At the White House meeting Thursday, the mayor asked Trump for the green light — and $21 billion — for the plan to build atop Sunnyside Yard. To drive home his pitch, Mamdani presented the president with a fake New York Daily News front page portraying Trump as a housing hero for New York City.
Mamdani said that he chose to focus on housing in his conversations with Trump because it’s “the foremost crisis in New York City” and because it’s an area of interest “across the political spectrum.”
“I was heartened by the fact that the president was interested in this proposal, and I anticipate it will be the subject of conversations to continue,” Mamdani said at a media availability at the Weeksville Heritage Center in Brooklyn. He did not specify if there was another meeting on the books between him and the president.
The city has struggled for years over what to do with the massive rail yard, with the Bloomberg and de Blasio administrations forming plans to reimagine the site. The latest iteration, a 2020 proposal by the city’s Economic Development Corporation, is the one Mamdani is attempting to revive.
The Sunnyside Yards project would require federal approvals to get started. Building the mammoth deck atop which the 12,000 units would be constructed would cost at least $21 billion. Half of those units would be “Mitchell-Lama-style” affordable housing, according to City Hall.
Mamdani would need to get local politicians on board, as well as the support of Amtrak and the Metropolitan Transportation Authority to move forward with the project. Amtrak did not immediately issue a response. The mayor on Friday said his administration has had “a few conversations across elected officials, labor organizers.”
“New York needs more housing,” Jen Goodman, a spokesperson for Gov. Kathy Hochul, said in a statement. “Any initiative that could deliver 12,000+ new homes would be good news for New Yorkers and a positive step toward lowering the cost of living. We look forward to seeing the details and partnering with the City to get more homes built.”
Local Council member Julie Won, who’s running for Congress against Mamdani’s pick for the seat, slammed the mayor for meeting with the president, and pushed for the project to go through the city’s local land-use approval process instead of going through the feds and state.
“Any proposal that reshapes Sunnyside Yards must begin with the neighbors who live here,” Won said in a statement. “Our community deserves a seat at the table long before anyone, including the mayor, makes headlines in the Oval Office especially for a project they have previously rejected.”
Mamdani’s remarkable, chummy relationship with the president despite their operating at different ends of the political spectrum has raised some eyebrows.
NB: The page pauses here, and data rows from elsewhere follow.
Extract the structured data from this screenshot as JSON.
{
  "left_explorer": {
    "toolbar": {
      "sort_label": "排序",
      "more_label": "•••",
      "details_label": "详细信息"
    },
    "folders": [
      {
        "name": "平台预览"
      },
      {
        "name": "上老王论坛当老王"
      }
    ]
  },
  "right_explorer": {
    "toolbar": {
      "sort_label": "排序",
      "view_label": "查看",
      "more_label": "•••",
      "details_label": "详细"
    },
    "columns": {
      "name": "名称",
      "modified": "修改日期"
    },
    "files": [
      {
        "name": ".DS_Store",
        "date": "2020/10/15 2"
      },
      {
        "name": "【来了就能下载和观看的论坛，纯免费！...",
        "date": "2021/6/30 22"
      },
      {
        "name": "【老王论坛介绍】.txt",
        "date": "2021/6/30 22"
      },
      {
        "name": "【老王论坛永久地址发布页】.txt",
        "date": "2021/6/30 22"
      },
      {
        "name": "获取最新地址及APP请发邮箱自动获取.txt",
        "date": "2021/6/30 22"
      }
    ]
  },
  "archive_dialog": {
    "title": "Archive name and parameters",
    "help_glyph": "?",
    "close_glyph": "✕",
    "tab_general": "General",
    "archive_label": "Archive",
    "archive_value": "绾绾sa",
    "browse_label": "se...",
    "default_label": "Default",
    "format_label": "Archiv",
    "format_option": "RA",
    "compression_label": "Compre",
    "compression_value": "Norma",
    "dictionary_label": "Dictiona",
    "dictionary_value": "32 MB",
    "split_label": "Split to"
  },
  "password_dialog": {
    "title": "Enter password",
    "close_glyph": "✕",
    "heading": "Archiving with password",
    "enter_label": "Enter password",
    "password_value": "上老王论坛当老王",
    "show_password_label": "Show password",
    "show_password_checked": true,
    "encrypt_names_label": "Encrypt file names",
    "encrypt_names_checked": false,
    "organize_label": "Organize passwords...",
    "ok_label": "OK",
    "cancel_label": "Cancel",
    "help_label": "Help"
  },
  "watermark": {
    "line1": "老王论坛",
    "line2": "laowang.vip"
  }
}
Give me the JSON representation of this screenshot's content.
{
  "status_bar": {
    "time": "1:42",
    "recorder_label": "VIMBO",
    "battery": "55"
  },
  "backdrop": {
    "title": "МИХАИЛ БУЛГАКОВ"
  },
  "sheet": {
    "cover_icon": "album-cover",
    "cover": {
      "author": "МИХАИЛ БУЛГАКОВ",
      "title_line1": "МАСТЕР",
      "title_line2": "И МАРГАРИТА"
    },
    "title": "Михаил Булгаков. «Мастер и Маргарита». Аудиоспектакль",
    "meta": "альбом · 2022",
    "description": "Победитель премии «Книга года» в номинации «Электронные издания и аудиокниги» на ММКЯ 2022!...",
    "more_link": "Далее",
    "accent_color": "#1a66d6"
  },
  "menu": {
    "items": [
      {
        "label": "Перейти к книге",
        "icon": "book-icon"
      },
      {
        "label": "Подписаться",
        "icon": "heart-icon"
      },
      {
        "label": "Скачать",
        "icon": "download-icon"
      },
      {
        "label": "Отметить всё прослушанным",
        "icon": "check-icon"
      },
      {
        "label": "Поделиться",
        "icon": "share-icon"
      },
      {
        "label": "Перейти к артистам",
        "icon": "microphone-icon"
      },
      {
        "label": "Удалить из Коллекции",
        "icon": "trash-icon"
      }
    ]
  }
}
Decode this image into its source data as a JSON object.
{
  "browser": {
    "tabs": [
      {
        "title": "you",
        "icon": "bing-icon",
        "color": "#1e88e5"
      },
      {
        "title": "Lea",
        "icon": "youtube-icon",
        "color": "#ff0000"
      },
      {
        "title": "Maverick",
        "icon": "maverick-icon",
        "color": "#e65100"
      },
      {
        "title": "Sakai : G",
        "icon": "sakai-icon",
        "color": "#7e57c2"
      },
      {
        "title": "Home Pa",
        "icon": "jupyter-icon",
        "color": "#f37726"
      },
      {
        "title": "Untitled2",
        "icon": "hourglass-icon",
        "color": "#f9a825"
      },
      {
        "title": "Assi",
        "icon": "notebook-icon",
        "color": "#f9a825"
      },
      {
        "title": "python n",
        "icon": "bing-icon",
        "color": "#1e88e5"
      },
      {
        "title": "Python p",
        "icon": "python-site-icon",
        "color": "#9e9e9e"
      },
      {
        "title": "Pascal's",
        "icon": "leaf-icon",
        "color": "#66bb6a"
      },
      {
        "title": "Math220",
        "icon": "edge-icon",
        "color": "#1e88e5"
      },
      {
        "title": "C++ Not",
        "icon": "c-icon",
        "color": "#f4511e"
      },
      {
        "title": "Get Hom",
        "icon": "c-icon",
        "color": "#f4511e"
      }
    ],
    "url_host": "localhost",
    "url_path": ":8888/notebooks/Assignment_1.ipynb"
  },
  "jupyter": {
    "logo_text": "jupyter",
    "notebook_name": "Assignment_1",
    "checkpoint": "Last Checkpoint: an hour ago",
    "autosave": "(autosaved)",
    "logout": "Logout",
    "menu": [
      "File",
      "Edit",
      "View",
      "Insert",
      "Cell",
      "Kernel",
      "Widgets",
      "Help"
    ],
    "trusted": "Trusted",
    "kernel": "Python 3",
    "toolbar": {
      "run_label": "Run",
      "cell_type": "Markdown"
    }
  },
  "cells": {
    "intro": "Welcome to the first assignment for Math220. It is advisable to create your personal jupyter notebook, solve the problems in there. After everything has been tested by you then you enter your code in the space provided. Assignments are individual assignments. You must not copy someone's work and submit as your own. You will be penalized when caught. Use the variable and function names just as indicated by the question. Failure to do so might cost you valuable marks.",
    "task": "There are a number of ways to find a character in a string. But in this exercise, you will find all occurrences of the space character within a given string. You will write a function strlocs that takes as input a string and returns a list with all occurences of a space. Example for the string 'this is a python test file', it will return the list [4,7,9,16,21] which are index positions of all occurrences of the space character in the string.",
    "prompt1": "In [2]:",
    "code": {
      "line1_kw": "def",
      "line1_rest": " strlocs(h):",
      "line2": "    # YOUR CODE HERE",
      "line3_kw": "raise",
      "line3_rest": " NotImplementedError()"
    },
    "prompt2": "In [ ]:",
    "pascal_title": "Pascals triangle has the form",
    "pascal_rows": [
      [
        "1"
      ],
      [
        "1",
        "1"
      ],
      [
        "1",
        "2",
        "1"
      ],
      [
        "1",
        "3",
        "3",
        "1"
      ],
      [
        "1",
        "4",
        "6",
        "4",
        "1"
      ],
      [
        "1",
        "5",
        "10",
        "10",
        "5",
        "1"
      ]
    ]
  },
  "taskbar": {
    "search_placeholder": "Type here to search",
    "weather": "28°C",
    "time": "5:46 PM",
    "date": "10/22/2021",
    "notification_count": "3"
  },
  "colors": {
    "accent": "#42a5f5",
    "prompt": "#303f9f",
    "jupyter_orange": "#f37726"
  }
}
Although on the campaign trail, Mamdani vowed to be Trump’s “worst nightmare,” he’s significantly tempered his public criticisms since being elected.
“I also said on that same campaign trail that I would be willing to work with anyone, no matter disagreements, so long as it was to the benefit of the city that we love,” Mamdani said when asked about his softened public stance toward the president. “That is what it comes back to — every conversation has to be advancing the agenda of working New Yorkers.”
Bo Dietl, a private security contractor and ex-New York Police Department detective who met with Trump in the White House Thursday right after Mamdani, said that the mayor found one of the few areas of common ground with Trump in housing.
“I guess that’s something he knows he can relate to (with) the president,” Dietl told the Daily News. “The president loves building and he loves that. This little Mamdani now knows that’s a sweet spot for the president. We’re all for it. As far as those other socialist values… I got a problem.”
Dietl said that Mamdani ran into him on his way out of the White House: “I put my finger in his face, and I said, ‘Lay off the cops, don’t f— with the cops,'” Dietl said. “He never responded to anything.”
“I said, ‘What was the f—ing communist mayor of New York City doing in here?'” Dietl recalled telling the president upon walking into the Oval Office. “… (Trump) didn’t say a word. He smiled.”